Pourtant, la tenue d’un roman apparaît, à mon sens, essentiellement dans sa capacité à rendre signifiant son décor. Dans La leçon d’allemand, Siegfried Lenz transmuait ainsi la mer du Nord en paysage à déchiffrer. Autant de reflets au mystère constitué par ses personnages. Par son enfermement dans un archipel septentrional, Les invisibles introduit lui une indéchiffrable hostilité au cœur de son récit. Le roman ne raconte rien d’autre que la résistance acharnée pour survivre, espérer à crédit s’en sortir moins mal, sur Barrøy. D’ailleurs, sans vouloir le vérifier tout au long de ma lecture, je me suis convaincu que cette île était la même que celle de L’été des noyés. Nous n’avons ici pourtant aucun fantastique, aucune réponse artistique non plus, juste la rudesse des saisons.

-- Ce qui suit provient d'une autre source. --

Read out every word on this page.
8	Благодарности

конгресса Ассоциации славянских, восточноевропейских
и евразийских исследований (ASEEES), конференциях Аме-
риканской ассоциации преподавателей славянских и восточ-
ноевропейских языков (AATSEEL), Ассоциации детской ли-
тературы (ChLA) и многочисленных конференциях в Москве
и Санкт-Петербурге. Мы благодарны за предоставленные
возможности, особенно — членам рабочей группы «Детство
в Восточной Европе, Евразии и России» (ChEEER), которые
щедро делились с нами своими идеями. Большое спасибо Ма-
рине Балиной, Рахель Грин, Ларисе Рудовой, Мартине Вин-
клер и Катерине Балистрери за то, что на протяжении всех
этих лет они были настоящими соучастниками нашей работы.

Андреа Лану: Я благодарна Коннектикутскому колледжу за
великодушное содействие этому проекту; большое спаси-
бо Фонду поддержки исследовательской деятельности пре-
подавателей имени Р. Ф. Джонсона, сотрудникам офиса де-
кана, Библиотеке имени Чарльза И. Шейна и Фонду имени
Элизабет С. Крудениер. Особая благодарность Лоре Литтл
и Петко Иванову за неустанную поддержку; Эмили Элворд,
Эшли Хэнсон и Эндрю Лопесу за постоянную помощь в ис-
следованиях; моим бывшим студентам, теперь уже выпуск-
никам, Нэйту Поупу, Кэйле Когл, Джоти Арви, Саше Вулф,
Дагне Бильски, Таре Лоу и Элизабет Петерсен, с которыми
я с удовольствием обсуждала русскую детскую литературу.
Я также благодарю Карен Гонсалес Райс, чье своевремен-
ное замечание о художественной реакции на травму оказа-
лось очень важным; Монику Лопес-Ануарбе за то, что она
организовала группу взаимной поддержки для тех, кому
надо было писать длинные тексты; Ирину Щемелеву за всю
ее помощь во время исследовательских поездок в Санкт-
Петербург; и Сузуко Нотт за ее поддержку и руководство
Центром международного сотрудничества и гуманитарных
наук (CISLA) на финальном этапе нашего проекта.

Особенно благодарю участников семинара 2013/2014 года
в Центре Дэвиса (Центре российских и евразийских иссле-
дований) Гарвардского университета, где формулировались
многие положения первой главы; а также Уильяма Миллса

Tout à cette intemporelle fatalité naturelle, Jacobsen détache son récit de tout contexte historique. Il s’ouvre d’ailleurs sur l’arrivée d’un pasteur sur l’île minuscule intégralement possédée par la famille Barrøy. D’où son nom. Contrairement au lecteur, l’homme d’église se sent réconforter de voir que tout dans sa paroisse semble inchangée depuis le Moyen-âge. L’invisibilité au centre de ce roman tiendra alors aux minimes variations qu’une existence humaine parvient à opposer aux déferlements des saisons. La grande valeur des Invisibles est de n’apposer aucun commentaire à ce constat, de décrire simplement les constructions tentées par Hans, le doux pater familias, puis, avec plus de hargne désespérée, par ses descendants. Il ne se passe strictement rien, le temps s’écoule sans véritablement se répéter. Une manière de grâce. Trop simple de la qualifier de poésie. Plutôt, pour rendre visible le sentiment de manque au centre de l’appréhension insulaire, « cette lente école de la solitude qui va de pair avec l’île et l’année. »

Il montre aux îliens qu’il leur manque quelque chose, que ce manque existait aussi avant sa venue, et qu’il va continuer.

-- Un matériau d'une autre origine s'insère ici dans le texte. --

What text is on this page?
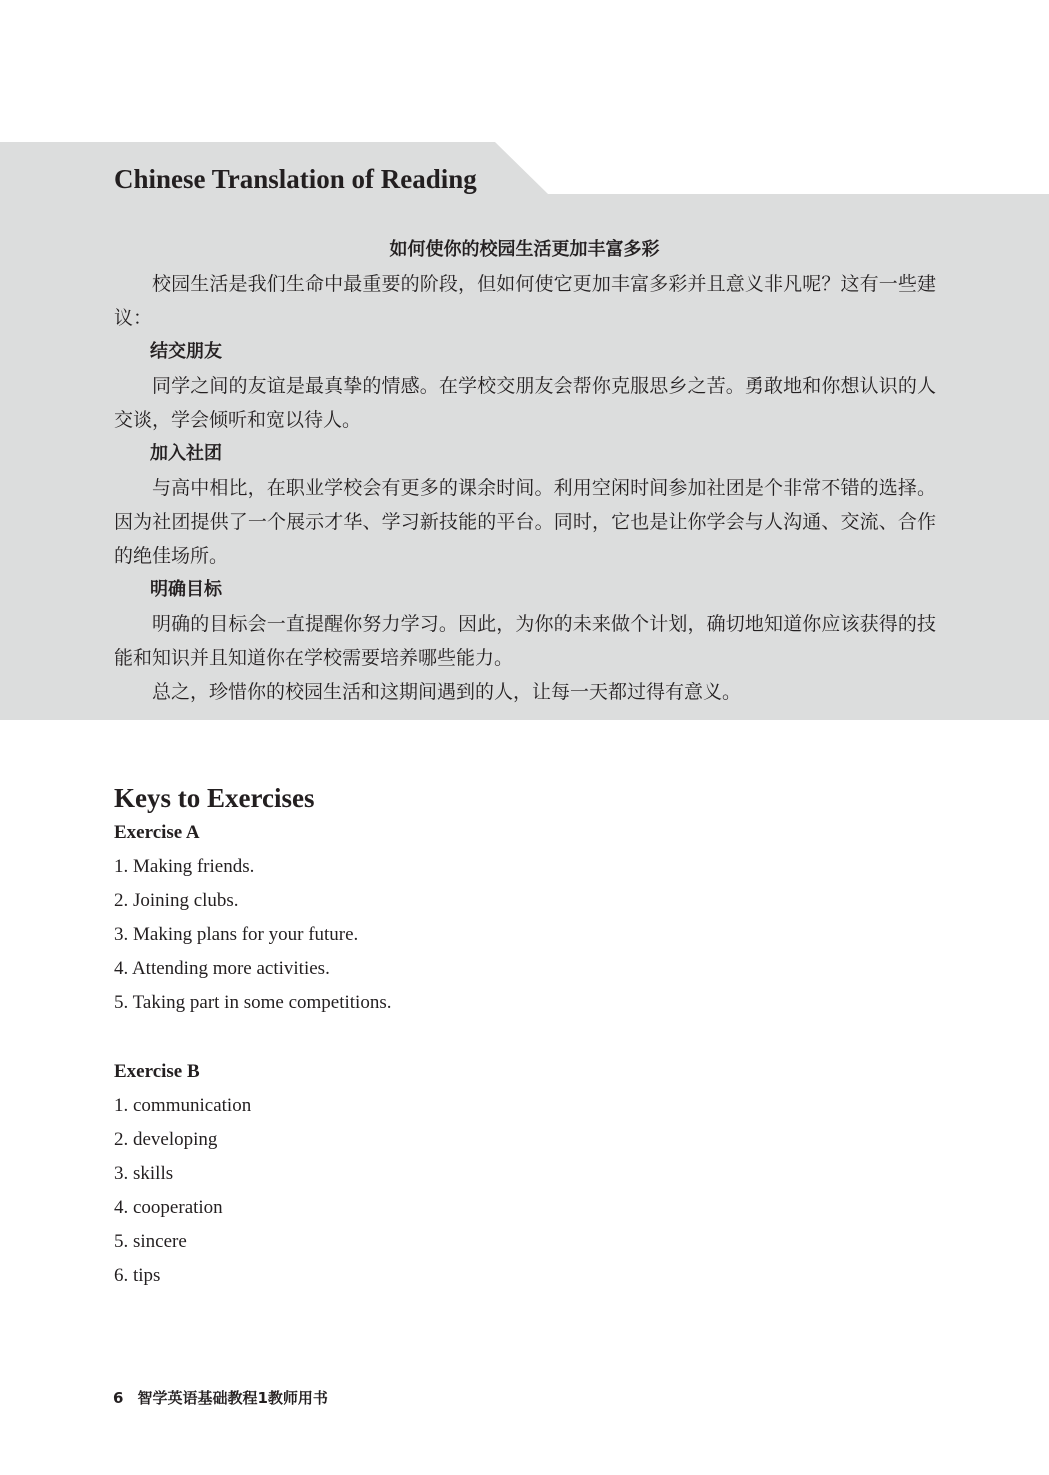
Chinese Translation of Reading
如何使你的校园生活更加丰富多彩

校园生活是我们生命中最重要的阶段，但如何使它更加丰富多彩并且意义非凡呢？这有一些建议：

结交朋友

同学之间的友谊是最真挚的情感。在学校交朋友会帮你克服思乡之苦。勇敢地和你想认识的人交谈，学会倾听和宽以待人。

加入社团

与高中相比，在职业学校会有更多的课余时间。利用空闲时间参加社团是个非常不错的选择。因为社团提供了一个展示才华、学习新技能的平台。同时，它也是让你学会与人沟通、交流、合作的绝佳场所。

明确目标

明确的目标会一直提醒你努力学习。因此，为你的未来做个计划，确切地知道你应该获得的技能和知识并且知道你在学校需要培养哪些能力。

总之，珍惜你的校园生活和这期间遇到的人，让每一天都过得有意义。

Keys to Exercises
Exercise A
1. Making friends.
2. Joining clubs.
3. Making plans for your future.
4. Attending more activities.
5. Taking part in some competitions.
Exercise B
1. communication
2. developing
3. skills
4. cooperation
5. sincere
6. tips
6 智学英语基础教程1教师用书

De cette île perdue, miséreuse mais sans misérabilisme par une économie du récit par saut de chapitre en chapitre d’événements microscopiques douloureux à la poursuite d’une vie ordinaire, il serait diablement tentant de faire un symbole. La cartographie du manque et de la mélancolie, le miroir de nos enfermements. Avec une grande sagesse, Jacobsen s’y refuse. Il sait admirablement se contenter de son récit, des impressions frustres et profondes provoqué par l’enchaînement des catastrophes. Le père ne peut plus partir faire les saisons aux Lofoten, il oscille entre agriculture et pêche. Mais l’important ne paraît pas là mais dans la captation soudain d’un silence en tant qu’« infime aperçu de la mort tant qu’ils sont encore en vie. »

Cette gracile délicatesse dans les sentiments permets d’ailleurs de rendre crédible une fin où les faits dramatiques s’enchaînent. Ma seule très légère réserve sur ce roman qu’il convient de découvrir tient à la froideur « réaliste » du traitement des personnages. Sujet déjà évoqué à propos de l’indispensable Vie prolongée d’Arthur Rimbaud. En adéquation avec l’époque, le tout début du XX, les personnages sont enfermés dans ce qui pourrait paraître, paradoxalement, un défaut d’individualité. Concentrée sur leur survie, sur la volonté de l’auteur de ne les doter d’aucun héroïsme. Mais cette froideur ne dévalue en aucun cas la qualité du portrait des personnages : Hans vieillit quand il devient attaché à son chez-soi. Et bien sûr, Ingrid dont on suit le trop rapide passage à l’âge adulte nous apparaît clairement dans ses questionnements pleins encore d’enfance. Pourquoi ses parents sont les seuls à n’avoir pas davantage d’enfants ? Qu’est-il advenu de cette famille dont il ne reste que des maisons en ruines ? Ou tout simplement, le miracle d’un hiver « sans sentiment de vide, de solitude, de gravité. » Alors apparaît les invisibles traqués par Jacobsen : non tant ces personnages modestes mais que leur façon de lutter contre l’adversité et, pour le roman, de rendre captivant, sans fausse pitié, la façon dont il trompe leur misère. Nous nous en sortons pas mieux.